Multi-room Audio
Currently, you have a few options for multi-room audio. You can use iTunes on a computer, which has multiple speaker Airplay built right into the iTunes interface. It also allows you to control the speaker selection using the Remote app on iOS (see pic above). This is about all you can do for multiple speaker playback without third party apps.
Airfoil, which I have reviewed before, allows you to take ANY audio from your computer and send it to multiple speakers. Combined with Airfoil speakers, you can send any audio stream from an iOS device to the Airfoil Speakers program (it shows up in the iOS Airplay menu) on the computer and Airfoil can send that stream to multiple speakers. They also make a nifty little iOS app called AF Remote that gives you the ability to select speakers and have rudimentary control over some applications running on the computer.
Whaale App
In the past, I always thought the reason Apple did not have multiple Airplay speaker streaming from iOS was related to a limitation of iOS or the Airplay technology. However, that isn’t the case.

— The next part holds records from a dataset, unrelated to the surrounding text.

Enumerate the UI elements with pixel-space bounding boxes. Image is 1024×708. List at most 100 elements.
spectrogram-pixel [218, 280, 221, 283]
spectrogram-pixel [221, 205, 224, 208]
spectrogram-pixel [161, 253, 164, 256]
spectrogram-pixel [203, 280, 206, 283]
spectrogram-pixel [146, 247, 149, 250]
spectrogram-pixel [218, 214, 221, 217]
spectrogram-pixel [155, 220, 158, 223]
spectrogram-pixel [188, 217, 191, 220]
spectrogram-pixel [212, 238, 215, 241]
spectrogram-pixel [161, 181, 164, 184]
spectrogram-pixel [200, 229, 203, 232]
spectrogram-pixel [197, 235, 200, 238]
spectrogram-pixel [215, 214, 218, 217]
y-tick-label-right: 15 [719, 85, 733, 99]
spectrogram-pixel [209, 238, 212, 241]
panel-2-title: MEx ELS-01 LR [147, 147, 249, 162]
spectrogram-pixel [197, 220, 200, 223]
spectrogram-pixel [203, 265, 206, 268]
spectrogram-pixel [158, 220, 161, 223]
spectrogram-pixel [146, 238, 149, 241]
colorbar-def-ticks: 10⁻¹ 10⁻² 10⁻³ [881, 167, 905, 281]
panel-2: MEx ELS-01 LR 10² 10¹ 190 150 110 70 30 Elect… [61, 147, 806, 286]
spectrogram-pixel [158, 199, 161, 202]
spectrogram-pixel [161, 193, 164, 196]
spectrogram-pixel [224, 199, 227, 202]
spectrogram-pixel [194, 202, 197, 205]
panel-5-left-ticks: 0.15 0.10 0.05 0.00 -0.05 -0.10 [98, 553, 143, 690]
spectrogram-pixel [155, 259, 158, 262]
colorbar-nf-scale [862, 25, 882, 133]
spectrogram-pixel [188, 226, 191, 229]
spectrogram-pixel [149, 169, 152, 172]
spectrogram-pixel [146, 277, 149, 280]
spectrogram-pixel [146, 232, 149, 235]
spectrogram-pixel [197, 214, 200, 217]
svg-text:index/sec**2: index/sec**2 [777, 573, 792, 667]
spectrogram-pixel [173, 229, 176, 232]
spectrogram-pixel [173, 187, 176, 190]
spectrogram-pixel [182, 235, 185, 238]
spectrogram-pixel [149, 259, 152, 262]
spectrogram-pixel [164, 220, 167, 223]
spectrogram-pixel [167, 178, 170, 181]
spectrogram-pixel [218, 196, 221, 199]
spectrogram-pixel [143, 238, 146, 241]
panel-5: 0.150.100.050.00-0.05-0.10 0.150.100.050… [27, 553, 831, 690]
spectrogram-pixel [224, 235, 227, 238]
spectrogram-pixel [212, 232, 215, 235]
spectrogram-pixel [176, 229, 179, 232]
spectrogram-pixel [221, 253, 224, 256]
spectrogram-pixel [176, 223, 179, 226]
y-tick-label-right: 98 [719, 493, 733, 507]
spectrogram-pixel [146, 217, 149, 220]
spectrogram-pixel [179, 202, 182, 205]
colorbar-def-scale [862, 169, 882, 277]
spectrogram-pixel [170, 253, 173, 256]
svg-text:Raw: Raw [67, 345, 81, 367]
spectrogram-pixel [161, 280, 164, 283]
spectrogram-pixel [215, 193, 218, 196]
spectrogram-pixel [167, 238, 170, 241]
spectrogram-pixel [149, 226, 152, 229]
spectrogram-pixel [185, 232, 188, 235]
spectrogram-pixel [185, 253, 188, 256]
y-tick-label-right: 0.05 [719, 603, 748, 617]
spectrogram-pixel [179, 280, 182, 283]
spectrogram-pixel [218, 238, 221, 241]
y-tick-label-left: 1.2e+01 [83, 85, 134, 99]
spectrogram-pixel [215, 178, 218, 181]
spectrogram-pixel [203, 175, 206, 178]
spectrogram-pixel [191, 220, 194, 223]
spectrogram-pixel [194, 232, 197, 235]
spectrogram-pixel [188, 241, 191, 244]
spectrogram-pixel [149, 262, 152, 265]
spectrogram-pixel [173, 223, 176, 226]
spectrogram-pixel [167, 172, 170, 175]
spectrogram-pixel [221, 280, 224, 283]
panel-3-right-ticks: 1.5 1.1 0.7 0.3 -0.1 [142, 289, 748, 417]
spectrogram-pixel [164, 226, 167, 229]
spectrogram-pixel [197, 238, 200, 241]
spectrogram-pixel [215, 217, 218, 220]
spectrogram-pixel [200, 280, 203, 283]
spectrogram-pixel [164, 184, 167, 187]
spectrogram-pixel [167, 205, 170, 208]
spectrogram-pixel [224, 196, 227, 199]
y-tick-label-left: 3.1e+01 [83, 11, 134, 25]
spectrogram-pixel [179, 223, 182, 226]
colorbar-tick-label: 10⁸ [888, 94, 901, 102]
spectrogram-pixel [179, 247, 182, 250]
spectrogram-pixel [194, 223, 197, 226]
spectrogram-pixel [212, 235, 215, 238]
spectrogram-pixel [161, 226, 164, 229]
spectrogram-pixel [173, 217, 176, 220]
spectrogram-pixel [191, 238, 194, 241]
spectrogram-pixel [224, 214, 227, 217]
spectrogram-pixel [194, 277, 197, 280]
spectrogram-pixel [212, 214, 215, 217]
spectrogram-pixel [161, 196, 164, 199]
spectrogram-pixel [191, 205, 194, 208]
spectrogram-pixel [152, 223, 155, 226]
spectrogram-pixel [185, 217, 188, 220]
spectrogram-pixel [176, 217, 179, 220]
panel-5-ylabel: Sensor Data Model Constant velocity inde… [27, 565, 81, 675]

The Whaale app is the reason I know that Apple is holding out on us for some reason. The app provides multiple room audio to Airplay receivers without a computer in the mix. It will play music being stored on the device and it has plug-ins for internet audio, server audio (if you have a connected hard drive/NAS on your network), Deezer, and Audiobus. It allows you to send audio to several speakers simultaneously or you can even send different audio streams to different speakers from within one app.
This is the frustrating thing about how Apple is currently implementing Airplay. I should be able to do everything Whaale can do from ANY app right from the Control Center.
iOS to iOS Streaming
Apple has an issue with streaming from one iOS device to another. They have claimed that this is a “Post PC” world, yet you need a computer and Airfoil Speakers running on an iOS device to use the iPhone as an Airplay receiver.
There is absolutely no reason that an iPhone, iPad, or iPhone Touch can’t be used as an Airplay receiver for another iOS device. I know some are asking “Why would you want it to be an Airplay receiver”? Well, I have old iOS devices laying around, like a lot of people. If I dock one in something like a Pure i20 dock, I can send an audio stream from the iPad in my hand to the iPhone that is docked across the room. This would fill in for Apple’s Airport Express for audio in setups that use old docks with the old power connector.
Airfoil released Airfoil Speakers on iOS with this ability. You could send audio easily from ANY app on one iOS to another iOS device running the Airplay Speakers app (see pic below - I am sending an iPhone 6 an Rdio stream from an iPad). Apple removed the feature from future purchases. AirMusic (which I have written about in the past) also had this feature. Guess what? Apple removed the app from the app store. I still have both of them and they work great, but Apple is holding out on the people that didn’t buy the app before the feature was removed.